The Life of a Character Actor is Always Intense

Another fave of mine gone... Harry Dean Stanton, perhaps the finest character actor in cinema history, has died at the age of ninety-one. Stanton's filmography, spanning seven decades is formidable, and Stanton was good in every film in which he acted. No less a film authority than Roger Ebert formulated a Stanton-Walsh rule: No movie featuring either Harry Dean Stanton or M. Emmet Walsh in a supporting role can be altogether bad. An exception was CHATTAHOOCHEE (1990), starring Walsh. Stanton's record is still intact.

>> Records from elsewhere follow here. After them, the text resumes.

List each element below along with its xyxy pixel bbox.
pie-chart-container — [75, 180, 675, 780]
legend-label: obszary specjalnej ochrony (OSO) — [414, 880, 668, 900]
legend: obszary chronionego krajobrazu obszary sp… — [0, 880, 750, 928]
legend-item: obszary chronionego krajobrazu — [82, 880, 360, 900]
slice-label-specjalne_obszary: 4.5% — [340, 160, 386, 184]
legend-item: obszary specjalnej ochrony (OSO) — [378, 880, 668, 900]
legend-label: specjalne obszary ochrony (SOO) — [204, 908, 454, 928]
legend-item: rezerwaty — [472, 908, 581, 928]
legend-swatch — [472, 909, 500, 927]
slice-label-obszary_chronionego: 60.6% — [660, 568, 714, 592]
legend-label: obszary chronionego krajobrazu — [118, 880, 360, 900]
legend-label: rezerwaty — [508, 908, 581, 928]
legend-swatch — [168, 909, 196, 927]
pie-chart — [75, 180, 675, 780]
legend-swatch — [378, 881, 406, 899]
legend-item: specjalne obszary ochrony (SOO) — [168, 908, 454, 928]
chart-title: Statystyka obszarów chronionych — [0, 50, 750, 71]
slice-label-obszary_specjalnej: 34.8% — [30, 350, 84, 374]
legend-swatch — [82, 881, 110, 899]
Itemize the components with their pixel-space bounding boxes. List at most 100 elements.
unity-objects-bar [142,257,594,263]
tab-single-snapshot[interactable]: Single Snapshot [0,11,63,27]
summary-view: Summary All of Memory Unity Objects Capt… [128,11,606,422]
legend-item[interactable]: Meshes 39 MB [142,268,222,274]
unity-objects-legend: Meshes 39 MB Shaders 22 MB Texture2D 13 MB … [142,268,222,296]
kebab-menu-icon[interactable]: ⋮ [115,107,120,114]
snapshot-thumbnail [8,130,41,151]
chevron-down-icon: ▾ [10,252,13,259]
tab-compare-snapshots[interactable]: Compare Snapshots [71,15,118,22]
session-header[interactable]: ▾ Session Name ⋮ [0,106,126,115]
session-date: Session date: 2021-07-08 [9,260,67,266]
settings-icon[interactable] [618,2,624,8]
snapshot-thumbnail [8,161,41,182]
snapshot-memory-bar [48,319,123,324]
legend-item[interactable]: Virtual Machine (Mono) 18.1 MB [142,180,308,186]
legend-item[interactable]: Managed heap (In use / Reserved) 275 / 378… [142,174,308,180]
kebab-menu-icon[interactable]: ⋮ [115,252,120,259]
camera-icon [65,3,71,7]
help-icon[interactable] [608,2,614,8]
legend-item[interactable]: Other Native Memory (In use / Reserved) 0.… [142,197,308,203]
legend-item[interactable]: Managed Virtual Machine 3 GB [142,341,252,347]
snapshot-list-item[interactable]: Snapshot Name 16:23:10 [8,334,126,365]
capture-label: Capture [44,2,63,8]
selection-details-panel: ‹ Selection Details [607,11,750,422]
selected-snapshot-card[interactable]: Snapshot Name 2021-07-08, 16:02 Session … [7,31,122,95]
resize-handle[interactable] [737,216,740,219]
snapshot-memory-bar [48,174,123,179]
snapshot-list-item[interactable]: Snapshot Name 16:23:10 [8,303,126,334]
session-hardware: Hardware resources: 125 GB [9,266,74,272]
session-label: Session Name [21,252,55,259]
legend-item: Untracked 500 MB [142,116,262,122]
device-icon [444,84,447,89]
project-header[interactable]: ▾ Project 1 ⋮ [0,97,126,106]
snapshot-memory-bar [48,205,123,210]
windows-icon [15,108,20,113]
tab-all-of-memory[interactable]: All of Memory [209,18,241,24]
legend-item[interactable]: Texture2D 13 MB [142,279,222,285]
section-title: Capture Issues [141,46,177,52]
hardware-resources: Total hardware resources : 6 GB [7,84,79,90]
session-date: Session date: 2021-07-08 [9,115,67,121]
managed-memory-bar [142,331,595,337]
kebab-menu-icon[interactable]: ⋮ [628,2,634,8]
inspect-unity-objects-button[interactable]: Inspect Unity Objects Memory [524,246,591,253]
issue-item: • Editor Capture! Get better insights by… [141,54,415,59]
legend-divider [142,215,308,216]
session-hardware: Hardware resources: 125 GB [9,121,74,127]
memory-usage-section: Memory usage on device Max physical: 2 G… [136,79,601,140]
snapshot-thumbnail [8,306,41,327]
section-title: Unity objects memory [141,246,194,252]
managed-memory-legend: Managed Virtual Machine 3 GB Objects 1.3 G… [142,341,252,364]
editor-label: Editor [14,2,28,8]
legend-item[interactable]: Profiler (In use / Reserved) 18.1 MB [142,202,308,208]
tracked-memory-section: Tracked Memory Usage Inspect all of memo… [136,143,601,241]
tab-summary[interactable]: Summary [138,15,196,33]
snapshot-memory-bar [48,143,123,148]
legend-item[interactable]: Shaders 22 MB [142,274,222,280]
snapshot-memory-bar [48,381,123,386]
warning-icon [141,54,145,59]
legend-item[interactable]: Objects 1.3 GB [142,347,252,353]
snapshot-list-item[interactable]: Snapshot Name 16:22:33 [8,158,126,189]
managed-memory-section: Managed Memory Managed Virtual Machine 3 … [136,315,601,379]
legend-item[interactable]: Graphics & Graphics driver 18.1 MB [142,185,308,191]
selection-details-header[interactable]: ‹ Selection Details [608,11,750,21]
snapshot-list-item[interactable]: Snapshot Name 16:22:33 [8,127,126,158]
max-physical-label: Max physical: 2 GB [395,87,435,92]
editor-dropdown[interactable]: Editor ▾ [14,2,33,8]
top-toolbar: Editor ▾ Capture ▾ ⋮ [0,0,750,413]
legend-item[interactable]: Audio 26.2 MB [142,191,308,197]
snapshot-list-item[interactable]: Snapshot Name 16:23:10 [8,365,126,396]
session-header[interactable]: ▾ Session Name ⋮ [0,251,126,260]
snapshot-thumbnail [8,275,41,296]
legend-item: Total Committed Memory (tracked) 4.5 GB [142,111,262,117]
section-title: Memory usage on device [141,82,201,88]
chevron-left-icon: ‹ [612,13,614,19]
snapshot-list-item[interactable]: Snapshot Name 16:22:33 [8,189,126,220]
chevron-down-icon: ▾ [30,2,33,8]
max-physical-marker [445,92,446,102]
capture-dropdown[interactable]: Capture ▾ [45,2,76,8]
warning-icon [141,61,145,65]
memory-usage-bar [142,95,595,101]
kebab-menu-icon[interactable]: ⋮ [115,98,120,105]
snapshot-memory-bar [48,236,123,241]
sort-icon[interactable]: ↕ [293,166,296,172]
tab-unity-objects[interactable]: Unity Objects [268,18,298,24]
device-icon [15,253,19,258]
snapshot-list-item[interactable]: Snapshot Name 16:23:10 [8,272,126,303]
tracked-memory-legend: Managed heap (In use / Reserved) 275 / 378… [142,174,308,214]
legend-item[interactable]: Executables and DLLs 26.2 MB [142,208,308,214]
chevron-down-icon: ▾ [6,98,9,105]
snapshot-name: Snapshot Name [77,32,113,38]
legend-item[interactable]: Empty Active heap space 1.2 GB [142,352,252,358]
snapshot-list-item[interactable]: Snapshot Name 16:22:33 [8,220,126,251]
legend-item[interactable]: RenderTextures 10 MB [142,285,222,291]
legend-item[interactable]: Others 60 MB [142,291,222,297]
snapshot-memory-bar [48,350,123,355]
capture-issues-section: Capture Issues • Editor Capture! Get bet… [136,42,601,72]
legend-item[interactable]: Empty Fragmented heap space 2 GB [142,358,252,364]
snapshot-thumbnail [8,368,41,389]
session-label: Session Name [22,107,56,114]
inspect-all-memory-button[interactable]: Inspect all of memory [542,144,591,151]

Stanton managed to be ordinary-yet-distinctive looking... he was instantly recognizable, but looked like an everyman. He excelled at playing working stiffs, even a working-stiff-in-space (this is a rough scene, so if you're easily horrified, skip it, poor guy was a cat lover to boot):





The man also was a soulful crooner:





Here's a great video of him singing a duet with Art Garfunkel at a roast of Jack Nicholson, with some funny banter beforehand:





Stanton and Garfunkel... what a concept!

Stanton excelled at playing the laconic, competent straight man opposite various lunatics, whether a lipstick-smeared wicked mom in Wild at Heart:





Or a ranting conspiracy theorist in Paris, Texas:





Being a child of a certain age, my first exposure to Harry Dean Stanton, and the role that forever established my fandom, was his take on a world-weary car repossessor in Repo Man, the movie from which I took the post title:





While not an admirable character, Stanton's repo man did have a certain code of conduct:





By 1984, Harry Dean Stanton was often characterized as the world's greatest character actor, which I would not dispute:





David Lynch had a nice take on Harry's appeal:





At 91, he lived a good life, he was a character actor who managed to take on the status of a big star, the ordinary guy who, through his very ordinariness, achieved acclaim.

POSTSCRIPT: This appearance by Harry on David Letterman's show seems to have an allusion to a scene in Kelly's Heroes.